Frequentemente me pergunto, para ver, quem sou eu - e quem
sou eu no momento em que, surpreendido nu, em silêncio, pelo olhar de um
animal, por exemplo os olhos de um gato, tenho dificuldade, sim, dificuldade de
vencer um incômodo.
Por que essa dificuldade?
Tenho dificuldade de reprimir um movimento de pudor.

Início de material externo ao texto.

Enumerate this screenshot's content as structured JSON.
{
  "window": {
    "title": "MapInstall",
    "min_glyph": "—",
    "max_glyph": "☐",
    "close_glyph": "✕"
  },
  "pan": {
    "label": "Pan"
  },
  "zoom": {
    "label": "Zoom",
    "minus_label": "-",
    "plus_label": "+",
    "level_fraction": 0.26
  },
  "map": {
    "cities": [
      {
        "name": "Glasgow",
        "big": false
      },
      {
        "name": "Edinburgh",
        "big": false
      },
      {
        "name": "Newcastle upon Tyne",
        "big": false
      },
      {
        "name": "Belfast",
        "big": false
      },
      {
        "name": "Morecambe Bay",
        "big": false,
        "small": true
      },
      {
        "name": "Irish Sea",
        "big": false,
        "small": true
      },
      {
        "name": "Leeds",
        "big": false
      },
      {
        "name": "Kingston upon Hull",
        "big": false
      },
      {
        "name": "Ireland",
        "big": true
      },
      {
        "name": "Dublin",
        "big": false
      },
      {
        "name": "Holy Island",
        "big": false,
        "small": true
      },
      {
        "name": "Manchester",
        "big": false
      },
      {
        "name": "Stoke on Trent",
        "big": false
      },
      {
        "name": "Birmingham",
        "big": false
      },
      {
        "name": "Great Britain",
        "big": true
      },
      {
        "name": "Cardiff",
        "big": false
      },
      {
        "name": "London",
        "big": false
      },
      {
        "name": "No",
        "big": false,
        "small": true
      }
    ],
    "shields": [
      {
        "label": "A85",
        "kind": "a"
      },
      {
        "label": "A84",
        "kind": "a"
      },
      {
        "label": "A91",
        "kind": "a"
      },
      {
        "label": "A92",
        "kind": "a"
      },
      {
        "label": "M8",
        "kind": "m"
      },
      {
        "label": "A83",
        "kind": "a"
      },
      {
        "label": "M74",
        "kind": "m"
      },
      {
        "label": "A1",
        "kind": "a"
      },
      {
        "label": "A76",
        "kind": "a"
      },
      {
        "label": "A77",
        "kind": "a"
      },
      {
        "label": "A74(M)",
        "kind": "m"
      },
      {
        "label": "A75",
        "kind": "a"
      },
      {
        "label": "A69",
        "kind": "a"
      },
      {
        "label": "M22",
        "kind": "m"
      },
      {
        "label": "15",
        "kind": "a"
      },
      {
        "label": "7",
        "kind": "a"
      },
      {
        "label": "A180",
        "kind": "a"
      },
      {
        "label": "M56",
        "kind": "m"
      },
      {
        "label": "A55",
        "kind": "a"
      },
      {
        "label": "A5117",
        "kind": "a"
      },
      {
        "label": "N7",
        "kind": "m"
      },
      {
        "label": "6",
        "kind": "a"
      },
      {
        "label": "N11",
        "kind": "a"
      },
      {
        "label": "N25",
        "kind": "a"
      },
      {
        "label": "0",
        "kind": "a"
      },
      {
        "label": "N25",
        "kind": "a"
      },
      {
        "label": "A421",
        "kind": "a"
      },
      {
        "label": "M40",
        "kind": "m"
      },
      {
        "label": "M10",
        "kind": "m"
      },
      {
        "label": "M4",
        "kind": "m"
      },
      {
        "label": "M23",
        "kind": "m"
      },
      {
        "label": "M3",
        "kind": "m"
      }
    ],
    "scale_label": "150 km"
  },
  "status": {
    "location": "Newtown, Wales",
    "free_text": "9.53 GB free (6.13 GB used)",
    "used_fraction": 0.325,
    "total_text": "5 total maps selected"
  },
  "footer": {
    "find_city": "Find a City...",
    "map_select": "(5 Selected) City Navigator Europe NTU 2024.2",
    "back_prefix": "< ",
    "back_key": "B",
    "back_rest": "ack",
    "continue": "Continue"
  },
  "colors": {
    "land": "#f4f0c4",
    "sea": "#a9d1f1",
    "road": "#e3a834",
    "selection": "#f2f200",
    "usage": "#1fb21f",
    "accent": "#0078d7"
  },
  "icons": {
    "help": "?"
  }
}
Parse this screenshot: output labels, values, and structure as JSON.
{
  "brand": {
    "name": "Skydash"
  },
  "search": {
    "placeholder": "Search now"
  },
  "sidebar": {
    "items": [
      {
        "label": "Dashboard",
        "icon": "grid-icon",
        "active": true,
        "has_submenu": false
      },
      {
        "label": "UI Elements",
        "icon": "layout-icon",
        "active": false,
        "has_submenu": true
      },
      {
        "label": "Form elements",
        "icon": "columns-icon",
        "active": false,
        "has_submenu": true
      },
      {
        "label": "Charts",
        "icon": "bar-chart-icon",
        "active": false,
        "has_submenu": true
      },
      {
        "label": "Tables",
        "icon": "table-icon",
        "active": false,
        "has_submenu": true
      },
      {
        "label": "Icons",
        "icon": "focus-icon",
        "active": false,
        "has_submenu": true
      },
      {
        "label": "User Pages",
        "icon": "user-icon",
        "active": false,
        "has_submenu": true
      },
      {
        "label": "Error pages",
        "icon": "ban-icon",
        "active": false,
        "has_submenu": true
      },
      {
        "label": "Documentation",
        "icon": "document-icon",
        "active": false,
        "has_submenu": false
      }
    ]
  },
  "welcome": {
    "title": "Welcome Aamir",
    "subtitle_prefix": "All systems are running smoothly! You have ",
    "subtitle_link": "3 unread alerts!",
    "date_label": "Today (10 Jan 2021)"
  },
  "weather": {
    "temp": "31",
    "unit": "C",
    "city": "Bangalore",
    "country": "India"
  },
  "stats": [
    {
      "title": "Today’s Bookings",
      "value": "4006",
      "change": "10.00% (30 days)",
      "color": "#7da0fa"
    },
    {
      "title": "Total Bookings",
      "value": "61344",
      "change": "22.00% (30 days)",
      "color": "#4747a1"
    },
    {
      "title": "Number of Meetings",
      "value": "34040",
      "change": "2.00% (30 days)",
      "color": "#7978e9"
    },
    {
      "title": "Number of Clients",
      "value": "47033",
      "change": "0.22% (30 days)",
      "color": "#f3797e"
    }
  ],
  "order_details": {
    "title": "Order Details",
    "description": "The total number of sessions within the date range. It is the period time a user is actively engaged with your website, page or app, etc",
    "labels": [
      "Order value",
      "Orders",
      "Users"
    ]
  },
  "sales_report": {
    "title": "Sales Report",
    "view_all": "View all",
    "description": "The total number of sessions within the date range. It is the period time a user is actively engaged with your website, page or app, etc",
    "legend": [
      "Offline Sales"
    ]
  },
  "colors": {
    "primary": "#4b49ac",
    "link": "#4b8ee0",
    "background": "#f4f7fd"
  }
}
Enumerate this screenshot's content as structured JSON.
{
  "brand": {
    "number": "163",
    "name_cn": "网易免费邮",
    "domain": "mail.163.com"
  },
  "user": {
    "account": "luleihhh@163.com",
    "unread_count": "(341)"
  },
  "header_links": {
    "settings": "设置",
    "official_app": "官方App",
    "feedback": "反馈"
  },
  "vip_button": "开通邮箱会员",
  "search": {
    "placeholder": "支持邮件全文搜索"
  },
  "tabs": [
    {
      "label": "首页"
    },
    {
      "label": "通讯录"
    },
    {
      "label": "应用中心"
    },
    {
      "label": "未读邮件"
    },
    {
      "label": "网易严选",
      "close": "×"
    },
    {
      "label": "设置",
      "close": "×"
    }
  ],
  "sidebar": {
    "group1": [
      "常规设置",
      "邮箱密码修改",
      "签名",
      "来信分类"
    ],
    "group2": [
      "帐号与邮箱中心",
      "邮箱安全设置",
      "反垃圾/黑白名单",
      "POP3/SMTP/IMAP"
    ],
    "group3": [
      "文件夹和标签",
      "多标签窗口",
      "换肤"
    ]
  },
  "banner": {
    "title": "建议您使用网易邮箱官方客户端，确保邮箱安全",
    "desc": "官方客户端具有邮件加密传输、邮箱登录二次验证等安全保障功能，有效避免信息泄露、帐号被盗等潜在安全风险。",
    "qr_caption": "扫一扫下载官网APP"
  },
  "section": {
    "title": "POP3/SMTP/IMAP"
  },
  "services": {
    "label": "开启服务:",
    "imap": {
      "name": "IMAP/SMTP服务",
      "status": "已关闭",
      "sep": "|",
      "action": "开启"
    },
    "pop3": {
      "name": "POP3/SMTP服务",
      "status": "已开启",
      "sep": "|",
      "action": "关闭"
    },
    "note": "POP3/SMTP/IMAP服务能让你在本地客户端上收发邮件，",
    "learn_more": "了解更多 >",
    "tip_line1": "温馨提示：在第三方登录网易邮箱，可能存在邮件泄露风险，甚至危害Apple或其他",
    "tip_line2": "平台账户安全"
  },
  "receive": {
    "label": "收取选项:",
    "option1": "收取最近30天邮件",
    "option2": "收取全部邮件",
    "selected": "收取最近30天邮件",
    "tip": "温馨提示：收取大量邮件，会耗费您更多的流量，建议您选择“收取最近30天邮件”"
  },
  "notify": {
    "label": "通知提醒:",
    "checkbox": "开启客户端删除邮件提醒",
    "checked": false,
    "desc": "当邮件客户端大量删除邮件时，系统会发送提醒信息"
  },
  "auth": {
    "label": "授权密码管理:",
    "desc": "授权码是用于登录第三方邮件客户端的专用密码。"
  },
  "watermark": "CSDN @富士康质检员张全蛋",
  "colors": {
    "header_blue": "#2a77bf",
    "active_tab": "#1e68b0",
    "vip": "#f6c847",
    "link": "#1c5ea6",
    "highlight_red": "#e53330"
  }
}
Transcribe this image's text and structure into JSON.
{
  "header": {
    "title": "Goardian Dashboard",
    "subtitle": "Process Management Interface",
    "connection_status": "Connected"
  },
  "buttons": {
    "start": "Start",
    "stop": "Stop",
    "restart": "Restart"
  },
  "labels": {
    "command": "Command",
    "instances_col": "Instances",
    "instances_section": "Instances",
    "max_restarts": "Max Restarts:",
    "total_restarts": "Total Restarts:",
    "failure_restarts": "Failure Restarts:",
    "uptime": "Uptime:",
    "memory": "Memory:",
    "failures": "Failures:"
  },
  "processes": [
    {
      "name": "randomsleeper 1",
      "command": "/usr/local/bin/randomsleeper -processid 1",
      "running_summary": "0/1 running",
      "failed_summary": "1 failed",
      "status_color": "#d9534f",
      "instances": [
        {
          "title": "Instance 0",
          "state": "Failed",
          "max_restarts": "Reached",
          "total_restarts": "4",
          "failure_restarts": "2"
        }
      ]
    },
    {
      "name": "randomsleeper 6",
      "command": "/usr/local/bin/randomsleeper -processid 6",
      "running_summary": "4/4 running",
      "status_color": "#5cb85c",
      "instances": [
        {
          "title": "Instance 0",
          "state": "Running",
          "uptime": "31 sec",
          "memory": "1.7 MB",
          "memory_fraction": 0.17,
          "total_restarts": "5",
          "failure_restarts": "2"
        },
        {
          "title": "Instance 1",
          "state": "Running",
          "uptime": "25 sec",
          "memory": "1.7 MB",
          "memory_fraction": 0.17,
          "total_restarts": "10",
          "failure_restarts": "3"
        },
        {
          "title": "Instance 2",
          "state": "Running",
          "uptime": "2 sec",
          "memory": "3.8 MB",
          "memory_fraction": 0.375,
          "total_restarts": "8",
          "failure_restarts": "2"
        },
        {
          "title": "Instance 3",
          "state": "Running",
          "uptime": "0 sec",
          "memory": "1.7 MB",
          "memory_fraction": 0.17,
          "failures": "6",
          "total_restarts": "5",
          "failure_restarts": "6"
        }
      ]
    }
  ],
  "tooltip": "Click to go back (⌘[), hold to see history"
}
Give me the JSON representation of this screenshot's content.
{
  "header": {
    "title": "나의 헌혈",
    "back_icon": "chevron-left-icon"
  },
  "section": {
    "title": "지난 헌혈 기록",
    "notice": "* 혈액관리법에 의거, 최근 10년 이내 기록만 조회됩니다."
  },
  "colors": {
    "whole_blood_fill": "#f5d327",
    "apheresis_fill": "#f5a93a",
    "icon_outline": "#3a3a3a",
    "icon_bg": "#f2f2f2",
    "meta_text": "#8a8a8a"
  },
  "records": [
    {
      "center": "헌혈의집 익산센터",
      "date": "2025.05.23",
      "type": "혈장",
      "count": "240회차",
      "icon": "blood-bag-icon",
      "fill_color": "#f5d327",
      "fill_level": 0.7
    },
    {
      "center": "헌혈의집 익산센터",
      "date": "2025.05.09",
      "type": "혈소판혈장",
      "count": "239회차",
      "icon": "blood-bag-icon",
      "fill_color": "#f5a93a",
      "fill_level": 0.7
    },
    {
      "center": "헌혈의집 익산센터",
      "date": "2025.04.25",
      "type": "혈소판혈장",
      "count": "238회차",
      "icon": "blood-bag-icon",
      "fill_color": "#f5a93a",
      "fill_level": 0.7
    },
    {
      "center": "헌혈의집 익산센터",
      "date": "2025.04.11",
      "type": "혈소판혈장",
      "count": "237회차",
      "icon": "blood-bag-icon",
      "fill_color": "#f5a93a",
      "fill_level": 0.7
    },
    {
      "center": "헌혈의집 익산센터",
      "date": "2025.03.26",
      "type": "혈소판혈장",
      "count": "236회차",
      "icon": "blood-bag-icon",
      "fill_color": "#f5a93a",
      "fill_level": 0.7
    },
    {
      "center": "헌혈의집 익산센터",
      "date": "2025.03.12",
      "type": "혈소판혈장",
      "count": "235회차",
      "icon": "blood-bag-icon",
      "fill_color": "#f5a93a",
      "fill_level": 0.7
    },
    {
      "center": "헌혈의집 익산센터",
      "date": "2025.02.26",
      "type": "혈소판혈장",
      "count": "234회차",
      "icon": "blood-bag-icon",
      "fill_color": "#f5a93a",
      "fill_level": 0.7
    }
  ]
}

Dificuldade de calar em mim um protesto contra a indecência. Contra o mal-estar
que pode haver em encontrar-se nu, o sexo exposto, nu diante de um gato que nos
observa sem se mexer, apenas para ver. Mal-estar de um tal animal nu diante de
outro animal, assim, poder-se-ia dizer uma espécie de animal-estar: a
experiência original, única e incomparável deste mal-estar que haveria em
aparecer verdadeiramente nu, diante do olhar insistente do animal, um olhar
benevolente ou impiedoso, surpreso ou que reconhece. Um olhar de vidente, de
visionário ou de cego extralúcido. É como se eu tivesse vergonha, então, nu
diante do gato, mas também vergonha de ter vergonha. Reflexão da vergonha, espelho
de uma vergonha envergonhada dela mesma, de uma vergonha ao mesmo tempo
especular, injustificável e inconfessável. No centro ótico de uma tal reflexão
se encontraria a coisa - e aos meus olhos o foco dessa experiência incomparável
que se chama nudez. E que se acredita ser o próprio do homem, quer dizer,
estranha aos animais, nus como são, pensamos então, sem a menor consciência de
sê-lo.
JACQUES DERRIDA, "O ANIMAL QUE LOGO SOU" (Editora
Unesp, 2. edição, 2011), tradução de Fábio Landa.